Construction has topped out on the ten-story addition atop 685 Fifth Avenue, a 100,000-square-foot office-to-condominium conversion in Midtown, Manhattan. Designed by Marin Architects and developed SHVO in partnership with Deutsche Finance, the $135 million project will yield 69 condominium units designed by March and White Design and managed by Mandarin Oriental Hotel Group, as well as retail space with Fifth Avenue frontage marketed by Brookfield Properties. Coach, Stuart Weitzman, and TAG Heuer currently operate their stores on the lower floors of the edifice while work progresses above.
Since our last update in March, the reinforced concrete superstructure has reached the 350-foot pinnacle, marked by an American flag. Façade work on this portion has yet to begin.
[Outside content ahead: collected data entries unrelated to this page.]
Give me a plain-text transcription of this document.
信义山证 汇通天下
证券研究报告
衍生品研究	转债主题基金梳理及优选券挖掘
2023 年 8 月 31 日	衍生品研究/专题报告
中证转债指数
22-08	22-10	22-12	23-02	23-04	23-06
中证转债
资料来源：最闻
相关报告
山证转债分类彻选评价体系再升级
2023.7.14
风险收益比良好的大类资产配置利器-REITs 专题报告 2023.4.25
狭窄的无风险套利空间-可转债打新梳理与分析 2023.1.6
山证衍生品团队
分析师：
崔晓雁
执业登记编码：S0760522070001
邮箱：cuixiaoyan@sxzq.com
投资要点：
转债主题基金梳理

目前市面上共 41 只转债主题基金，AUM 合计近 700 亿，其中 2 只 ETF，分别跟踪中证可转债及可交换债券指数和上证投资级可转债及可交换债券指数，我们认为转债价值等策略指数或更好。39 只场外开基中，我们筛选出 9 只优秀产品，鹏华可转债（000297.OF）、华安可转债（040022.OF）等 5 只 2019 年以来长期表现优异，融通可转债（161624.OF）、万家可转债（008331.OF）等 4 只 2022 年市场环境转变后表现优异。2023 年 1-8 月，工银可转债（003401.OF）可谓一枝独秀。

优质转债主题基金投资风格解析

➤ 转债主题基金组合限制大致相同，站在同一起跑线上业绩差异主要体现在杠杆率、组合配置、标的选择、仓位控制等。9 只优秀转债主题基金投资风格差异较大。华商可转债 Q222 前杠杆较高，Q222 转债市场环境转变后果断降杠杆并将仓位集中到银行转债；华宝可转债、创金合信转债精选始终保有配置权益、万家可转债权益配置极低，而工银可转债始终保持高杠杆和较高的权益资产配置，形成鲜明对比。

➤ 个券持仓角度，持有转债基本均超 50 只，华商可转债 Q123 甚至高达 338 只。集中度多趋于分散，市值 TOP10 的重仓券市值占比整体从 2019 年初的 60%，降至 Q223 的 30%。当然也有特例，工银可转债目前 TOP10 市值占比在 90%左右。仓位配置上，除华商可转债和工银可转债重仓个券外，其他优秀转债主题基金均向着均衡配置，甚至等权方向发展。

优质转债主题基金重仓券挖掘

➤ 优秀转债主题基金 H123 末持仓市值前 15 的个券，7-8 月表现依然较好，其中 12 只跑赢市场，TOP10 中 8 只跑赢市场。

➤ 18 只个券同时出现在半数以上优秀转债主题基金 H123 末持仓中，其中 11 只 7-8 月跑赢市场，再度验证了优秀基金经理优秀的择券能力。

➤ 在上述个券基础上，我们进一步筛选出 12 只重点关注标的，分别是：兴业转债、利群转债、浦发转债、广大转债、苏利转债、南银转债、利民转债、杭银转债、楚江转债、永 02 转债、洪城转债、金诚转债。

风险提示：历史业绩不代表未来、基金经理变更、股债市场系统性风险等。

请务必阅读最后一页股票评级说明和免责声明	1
Most of the original building is still covered with black netting and scaffolding high above the retail façade. The new levels will feature a tight grid of windows illuminated with upward-pointing spotlights. Several setbacks are found across the meeting point of the old and new superstructures and on the upper floors, and the overall building will feature a cohesive design that gives the appearance of a singular structure constructed in the pre-war era of New York City. The highest portion of the construction is alongside the eastern half of the building and will likely house mechanical equipment within the extended rectangular volume. The main rendering also depicts glass railings and a set of black pergolas around the future rooftop pool.
Not much about the interiors or their appearance has been disclosed, though it has been reported that the top tier of the condominium portion will contain four duplexes. Units will begin on the sixth floor. The main entrance is going to be found along West 53rd Street next to the Coach flagship store, and the design scheme also includes a lounge on the 25th floor.
Below is a rendering of the pool area, seen on SHVO’s website.
685 Fifth Avenue’s conversion and expansion should finish sometime next year, possibly within the first half of 2022.